Pedículos torácicos: Los puntos de entrada varían según el nivel. En la columna torácica alta (T1-T3), la entrada se sitúa en la unión del borde superior del proceso transverso con el margen lateral de la faceta superior. En la región torácica media (T4-T8, pedículos más estrechos), el punto asciende hacia el borde superior del proceso transverso y medial a la faceta. En la región torácica baja (T9-T12), la entrada vuelve al centro del proceso transverso. Pedículos lumbares: El punto de entrada se sitúa en la intersección de la línea vertical que pasa por el borde lateral de la faceta superior con la línea horizontal que biseca el proceso transverso (proceso mamilar). Pedículo de S1: La entrada se ubica en la base inferolateral de la faceta superior de S1, orientada 15°–25° medial hacia el promontorio sacro.

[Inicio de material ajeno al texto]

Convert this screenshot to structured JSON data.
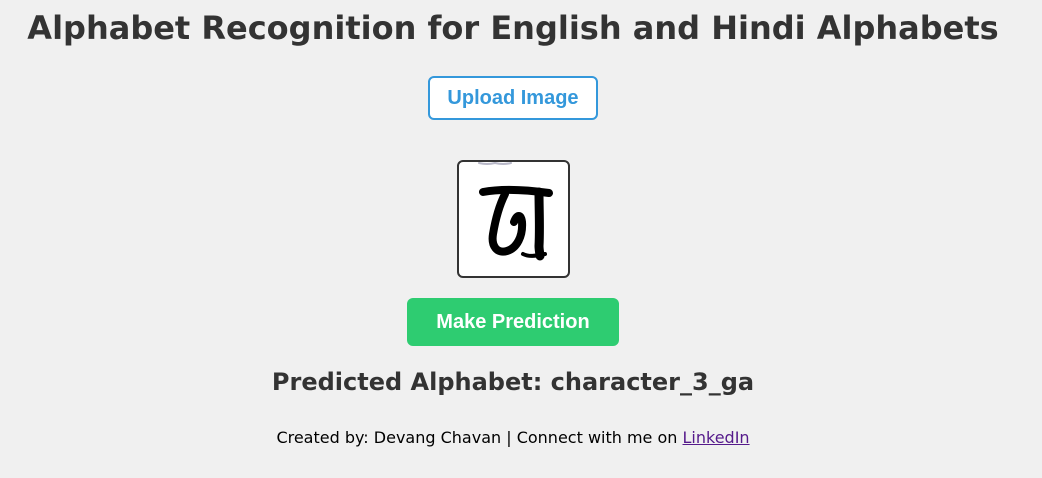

Paso 1: Decorticación cortical del punto de entrada con gubia o fresa. Paso 2: Paso del palpador pedicular curvo (gearshift) a través del pedículo hacia el cuerpo vertebral con avance táctil controlado (orientado lateralmente al inicio para evitar la pared medial, y rotado hacia medial tras cruzar el pedículo). Paso 3: Palpación de 5 paredes con palpador de punta esférica flexible (ball-tip feeler), verificando fondo óseo y las 4 paredes (medial, lateral, superior e inferior). Paso 4: Roscado (tapping) con macho subdimensionado. Paso 5: Re-palpación con ball-tip y colocación del tornillo pedicular definitivo.
El cirujano depende de la resistencia táctil: el avance a través de hueso esponjoso se siente elástico y continuo; encontrar una brecha cortical genera una pérdida brusca de resistencia o contacto óseo rugoso. La rotura medial amenaza la médula espinal o cola de caballo; la inferior compromete la raíz emergente; la anterior/lateral torácica arriesga la pleura o la aorta.
La electromiografía por estimulación (t-EMG) de los tornillos pediculares confirma en tiempo real la indemnidad de la pared medial. En la columna lumbar, umbrales de estimulación >11–15 mA confirman una pared medial intacta, mientras que umbrales <8 mA advierten sobre una brecha medial o proximidad radicular.
Déficit neurológico (radiculopatía, contusión medular), lesión vascular (aorta, cava, vasos segmentarios), desgarro dural y fractura de la pared pedicular. La medición de los pedículos en la TC preoperatoria y el cumplimiento riguroso del protocolo de 5 pasos mantienen las tasas de complicación por debajo del 1-2%.
En la práctica clínica, la técnica free-hand permite instrumentar múltiples niveles con rapidez y mínima radiación en escoliosis, traumatismos y patología degenerativa. La TC preoperatoria debe identificar pedículos displásicos, esclerosos o estrechos (<4 mm de diámetro). Durante el avance del palpador torácico, nunca debe utilizarse martillo; la progresión se realiza únicamente mediante presión manual y rotación de muñeca. Si se percibe una resistencia ósea dura que bloquea el avance, debe retirarse el palpador y reorientar la trayectoria. Tras labrar el trayecto, la palpación sistemática de las 5 paredes con ball-tip feeler es obligatoria antes del roscado. Ante una brecha medial en la columna torácica, se debe abandonar o reorientar la trayectoria hacia lateral para evitar daños medulares. La confirmación con EMG por estimulación y radioscopia final asegura una colocación tridimensional exacta.